Reputation: 385144
I note the following on cppreference's article for std::mersenne_twister_engine
(e.g. std::mt19937
):
The 10000th consecutive invocation of a default-constructed
std::mt19937
is required to produce the value4123659995
.The 10000th consecutive invocation of a default-constructed
std::mt19937_64
is required to produce the value9981545732273789042
.
Assuming that this interpretation of the standard is accurate, what's the deal? Why do these guarantees exist? Isn't this non-random?
Upvotes: 2
Views: 370
Reputation: 1714
All technical useful random number generators are pseudo-random generators (wikipedia) by design. This means they have a seed, and produce 100% identical sequences based on a given seed. This is a critical requirement for application in Monte Carlo simulations, etc., where you can run into rare problems or bugs, and without this feature it would be impossible to develop any stable complex Monte Carlo simulation sequence.

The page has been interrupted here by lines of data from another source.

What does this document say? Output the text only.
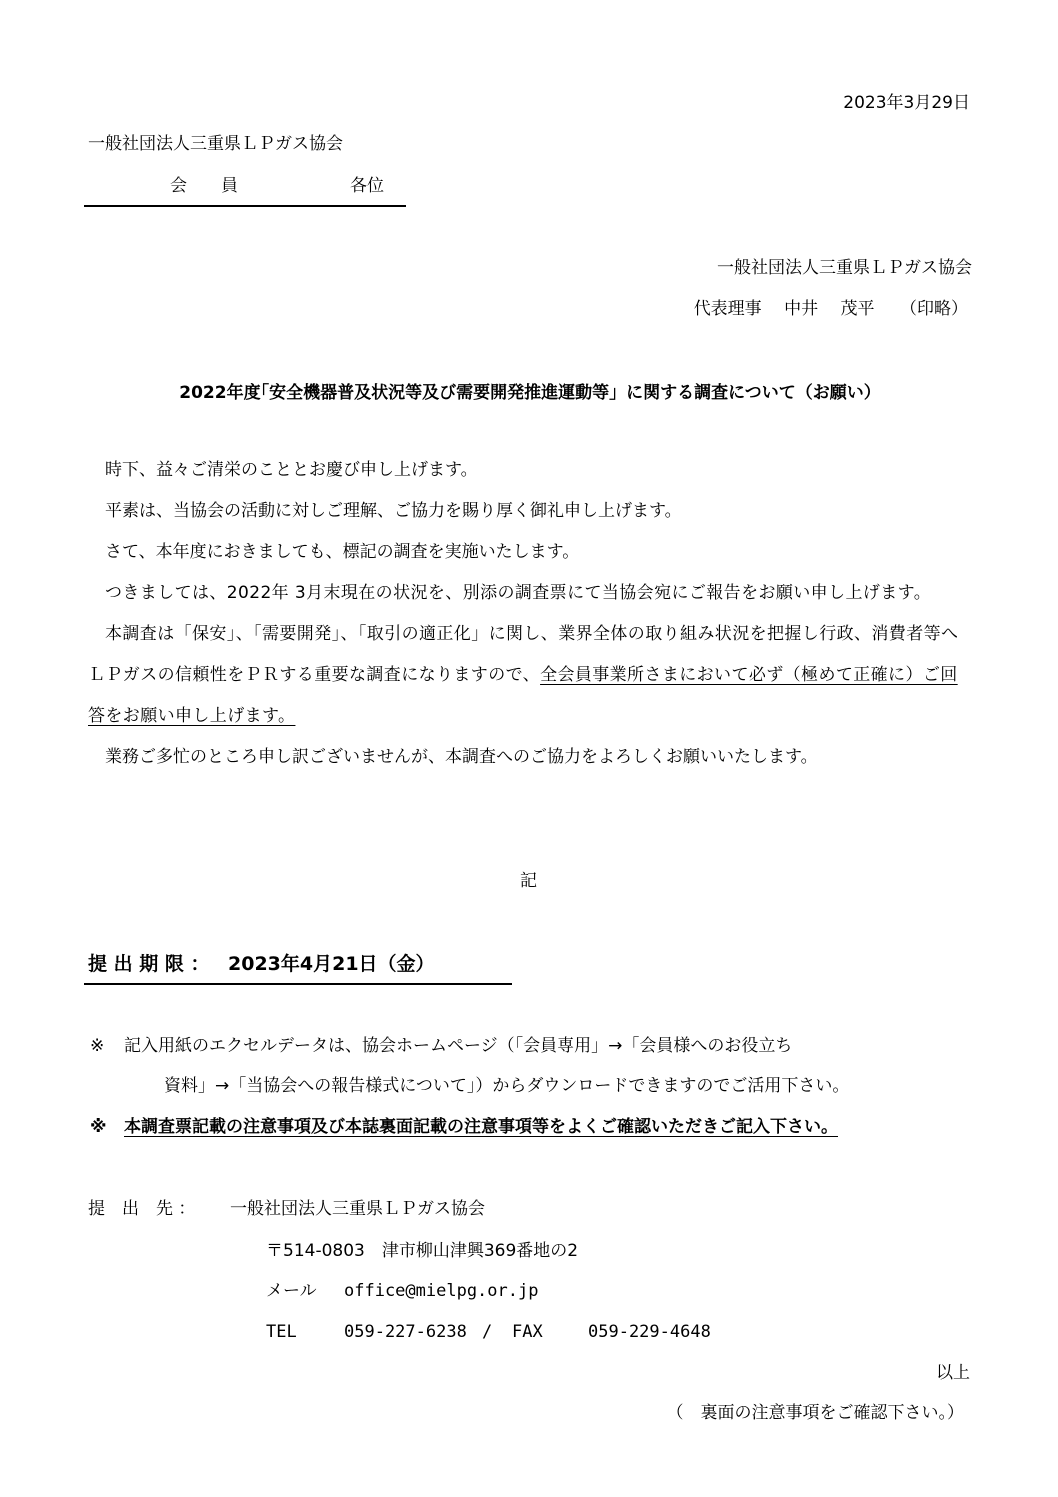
2023年3月29日
一般社団法人三重県ＬＰガス協会
会　　員	各位
一般社団法人三重県ＬＰガス協会
代表理事　 中井　 茂平　　（印略）
2022年度｢安全機器普及状況等及び需要開発推進運動等」に関する調査について（お願い）

時下、益々ご清栄のこととお慶び申し上げます。

平素は、当協会の活動に対しご理解、ご協力を賜り厚く御礼申し上げます。

さて、本年度におきましても、標記の調査を実施いたします。

つきましては、2022年 3月末現在の状況を、別添の調査票にて当協会宛にご報告をお願い申し上げます。

本調査は「保安」、「需要開発」、「取引の適正化」に関し、業界全体の取り組み状況を把握し行政、消費者等へＬＰガスの信頼性をＰＲする重要な調査になりますので、全会員事業所さまにおいて必ず（極めて正確に）ご回答をお願い申し上げます。

業務ご多忙のところ申し訳ございませんが、本調査へのご協力をよろしくお願いいたします。

記
提 出 期 限 ： 2023年4月21日（金）
※ 記入用紙のエクセルデータは、協会ホームページ（「会員専用」→「会員様へのお役立ち
資料」→「当協会への報告様式について」）からダウンロードできますのでご活用下さい。
※ 本調査票記載の注意事項及び本誌裏面記載の注意事項等をよくご確認いただきご記入下さい。
提　出　先 ： 一般社団法人三重県ＬＰガス協会
〒514-0803　津市柳山津興369番地の2
メール office@mielpg.or.jp
TEL	059-227-6238 / FAX	059-229-4648
以上
（　裏面の注意事項をご確認下さい。）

So random numbers do NOT produce random numbers. They produce sequences of numbers that have zero correlation over any or very long distance.
In your example, default initialization just correspond to one particular of such sequences.
Upvotes: 3
Reputation: 385144
From the proposal, N1398:
How can a user have confidence that the implementation of a random-number engine is exactly as specified, correctly taking into account any platform pecularities [sic] (e.g., odd-sized ints)? After all, minor typos in the implementation might not be apparent; the numbers produced may look "random". This proposal therefore specifies for each engine the 10000th number in the random number sequence that a default-constructed engine object produces.
So it's just a relatively arbitrary "waypoint", chosen as a way to ensure compliance of the implementation to the semantics of this PRNG.
It's not a semantic constraint per se; it's a verification that the implementation abides by the requirements.
IMO a note in the standard text might be in order, seeing as this is an unprecedented way to double-check quality of implementation. (I'm not aware of any other feature whose implementation's QoI may be verified by sample data given in the standard text itself.)
Credit is due to Blastfurnace for first arriving at this notion.